Concurrence et fiscalité

TVA. Absence de prestation de services à titre onéreux dans l’acquisition de créances douteuses par un opérateur pour une valeur inférieure à leur valeur nominale

CJUE 27 octobre 2011/n°93/10 Finanzamt Eisen-Nordost.

La présente décision de la cour, rendue en matière de cession de créances douteuses moyennant un prix dévalué présente un double intérêt.

D’une part, elle rappelle l’exigence, absente au cas particulier, de la fourniture d’une contrepartie afin d’identifier une prestation de services à titre onéreux, assujettie comme telle à la TVA.

D’autre part, elle permet de distinguer, en matière de cession de créances, les opérations d’affacturage assujetties de plein droit à la taxe selon la cour (mais sur option dans le droit français), de celles dans lesquelles le cessionnaire ne fournit pas de service au cédant pour lequel il serait rémunéré, et qui sont placées hors du champ de la taxe.

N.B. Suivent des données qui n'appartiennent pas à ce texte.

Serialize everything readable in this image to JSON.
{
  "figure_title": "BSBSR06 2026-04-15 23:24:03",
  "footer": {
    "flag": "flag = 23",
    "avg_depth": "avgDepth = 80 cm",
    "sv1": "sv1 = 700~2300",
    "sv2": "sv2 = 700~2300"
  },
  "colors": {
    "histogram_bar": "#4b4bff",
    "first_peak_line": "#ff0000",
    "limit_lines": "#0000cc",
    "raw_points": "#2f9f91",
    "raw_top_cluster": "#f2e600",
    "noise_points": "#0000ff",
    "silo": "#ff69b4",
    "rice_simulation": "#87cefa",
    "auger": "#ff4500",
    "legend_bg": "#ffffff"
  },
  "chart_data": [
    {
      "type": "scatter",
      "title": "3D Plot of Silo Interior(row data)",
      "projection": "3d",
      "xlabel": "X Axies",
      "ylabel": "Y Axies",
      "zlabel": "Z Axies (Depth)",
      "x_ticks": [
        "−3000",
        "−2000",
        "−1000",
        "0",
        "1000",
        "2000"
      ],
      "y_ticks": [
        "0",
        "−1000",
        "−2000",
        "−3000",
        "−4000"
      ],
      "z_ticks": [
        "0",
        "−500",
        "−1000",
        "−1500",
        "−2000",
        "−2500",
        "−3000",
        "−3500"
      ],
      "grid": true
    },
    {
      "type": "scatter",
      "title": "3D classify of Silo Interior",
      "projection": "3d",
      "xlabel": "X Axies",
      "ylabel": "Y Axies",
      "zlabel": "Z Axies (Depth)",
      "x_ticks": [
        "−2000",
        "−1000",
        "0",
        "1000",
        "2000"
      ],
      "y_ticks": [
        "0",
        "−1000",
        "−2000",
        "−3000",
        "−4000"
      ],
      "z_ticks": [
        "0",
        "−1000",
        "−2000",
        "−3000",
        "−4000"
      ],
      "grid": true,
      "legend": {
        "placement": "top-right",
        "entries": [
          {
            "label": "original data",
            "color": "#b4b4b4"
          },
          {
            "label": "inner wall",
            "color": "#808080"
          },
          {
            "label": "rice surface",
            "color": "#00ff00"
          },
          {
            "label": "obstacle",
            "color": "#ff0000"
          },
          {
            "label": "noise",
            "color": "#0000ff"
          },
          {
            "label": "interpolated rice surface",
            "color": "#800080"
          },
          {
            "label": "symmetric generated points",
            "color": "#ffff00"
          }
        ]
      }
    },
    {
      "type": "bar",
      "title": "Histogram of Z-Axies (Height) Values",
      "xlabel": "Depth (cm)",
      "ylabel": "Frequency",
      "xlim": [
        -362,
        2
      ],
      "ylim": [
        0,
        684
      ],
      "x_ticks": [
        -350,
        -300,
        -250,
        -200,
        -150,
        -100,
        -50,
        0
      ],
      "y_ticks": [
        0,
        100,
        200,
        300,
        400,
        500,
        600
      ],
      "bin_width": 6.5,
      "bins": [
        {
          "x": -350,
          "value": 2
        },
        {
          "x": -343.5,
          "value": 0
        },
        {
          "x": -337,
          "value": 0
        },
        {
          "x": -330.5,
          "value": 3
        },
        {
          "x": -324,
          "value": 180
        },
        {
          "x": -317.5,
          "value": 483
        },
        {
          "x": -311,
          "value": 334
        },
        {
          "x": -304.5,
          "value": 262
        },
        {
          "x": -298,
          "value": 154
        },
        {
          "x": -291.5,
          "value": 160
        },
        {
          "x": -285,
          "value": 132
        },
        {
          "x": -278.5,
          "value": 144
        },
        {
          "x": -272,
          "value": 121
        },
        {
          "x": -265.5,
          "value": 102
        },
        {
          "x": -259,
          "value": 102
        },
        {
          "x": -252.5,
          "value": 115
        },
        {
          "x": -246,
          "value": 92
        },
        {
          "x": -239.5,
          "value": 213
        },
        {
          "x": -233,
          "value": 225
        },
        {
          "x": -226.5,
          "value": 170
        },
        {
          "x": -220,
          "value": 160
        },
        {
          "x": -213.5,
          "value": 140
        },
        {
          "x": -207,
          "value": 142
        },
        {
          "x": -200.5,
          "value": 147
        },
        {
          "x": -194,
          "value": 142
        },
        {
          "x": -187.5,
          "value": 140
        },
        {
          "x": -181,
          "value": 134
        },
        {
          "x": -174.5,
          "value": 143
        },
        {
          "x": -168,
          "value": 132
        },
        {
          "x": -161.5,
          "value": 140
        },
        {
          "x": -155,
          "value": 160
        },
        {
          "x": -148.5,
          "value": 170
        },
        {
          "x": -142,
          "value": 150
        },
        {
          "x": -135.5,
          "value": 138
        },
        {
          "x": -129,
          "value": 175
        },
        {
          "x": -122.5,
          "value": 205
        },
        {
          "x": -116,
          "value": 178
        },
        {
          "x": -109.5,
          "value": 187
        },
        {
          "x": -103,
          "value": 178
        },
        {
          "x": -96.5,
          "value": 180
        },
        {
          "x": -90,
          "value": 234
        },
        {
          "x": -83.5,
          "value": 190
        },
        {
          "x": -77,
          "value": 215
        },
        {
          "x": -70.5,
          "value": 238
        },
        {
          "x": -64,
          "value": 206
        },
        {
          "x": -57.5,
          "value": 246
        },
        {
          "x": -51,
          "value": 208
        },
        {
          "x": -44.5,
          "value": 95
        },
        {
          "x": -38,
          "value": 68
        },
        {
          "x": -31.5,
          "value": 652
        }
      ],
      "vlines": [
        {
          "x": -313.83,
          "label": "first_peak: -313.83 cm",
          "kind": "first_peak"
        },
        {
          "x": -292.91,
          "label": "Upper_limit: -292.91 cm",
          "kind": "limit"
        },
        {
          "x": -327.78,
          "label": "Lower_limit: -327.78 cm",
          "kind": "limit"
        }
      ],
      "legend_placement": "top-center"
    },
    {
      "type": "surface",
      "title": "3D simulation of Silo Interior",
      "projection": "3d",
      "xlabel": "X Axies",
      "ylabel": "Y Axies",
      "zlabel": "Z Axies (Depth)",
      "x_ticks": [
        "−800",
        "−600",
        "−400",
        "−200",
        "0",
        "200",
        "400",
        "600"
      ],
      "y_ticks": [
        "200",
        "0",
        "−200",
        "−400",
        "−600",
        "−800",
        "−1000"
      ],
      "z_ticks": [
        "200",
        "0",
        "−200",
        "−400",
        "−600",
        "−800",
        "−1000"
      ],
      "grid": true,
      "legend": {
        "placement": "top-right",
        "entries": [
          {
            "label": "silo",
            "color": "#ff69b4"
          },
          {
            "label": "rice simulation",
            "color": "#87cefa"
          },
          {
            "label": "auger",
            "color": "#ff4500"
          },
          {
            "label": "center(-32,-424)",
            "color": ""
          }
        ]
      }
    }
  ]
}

Saisie d’une question préjudicielle par le Bundesfinanzhof (Allemagne), la cour de justice a jugé que n’effectue pas une prestation de services à titre onéreux et n’accomplit pas une activité économique relevant du champ d’application de la taxe, un opérateur qui achète auprès des banques, à son propre risque, des créances douteuses pour un prix inférieur à leur valeur nominale.

Au cas particulier, la valeur recouvrable des créances avait été estimée par les parties à environ la moitié de leur valeur nominale.

La cour a estimé que le cessionnaire des créances douteuses ne fournissait aucun service aux banques qui lui avaient cédé les créances, et que la différence entre la valeur d’acquisition et la valeur nominale desdites créances ne constituait pas une rémunération, une contrepartie due au cessionnaire, puisqu’il ne fournit aucun service aux banques. Il n’y avait donc dans cette transaction aucun des éléments d’une prestation de services à titre onéreux, à savoir le service fourni, la contrepartie versée au fournisseur et le lien direct unissant ces deux éléments (CJCE 8 mars 1988 n°102/86 Apple and Pear Development Council Rec 1988/3 p1443, RJF 8.9/1988 n° 970.).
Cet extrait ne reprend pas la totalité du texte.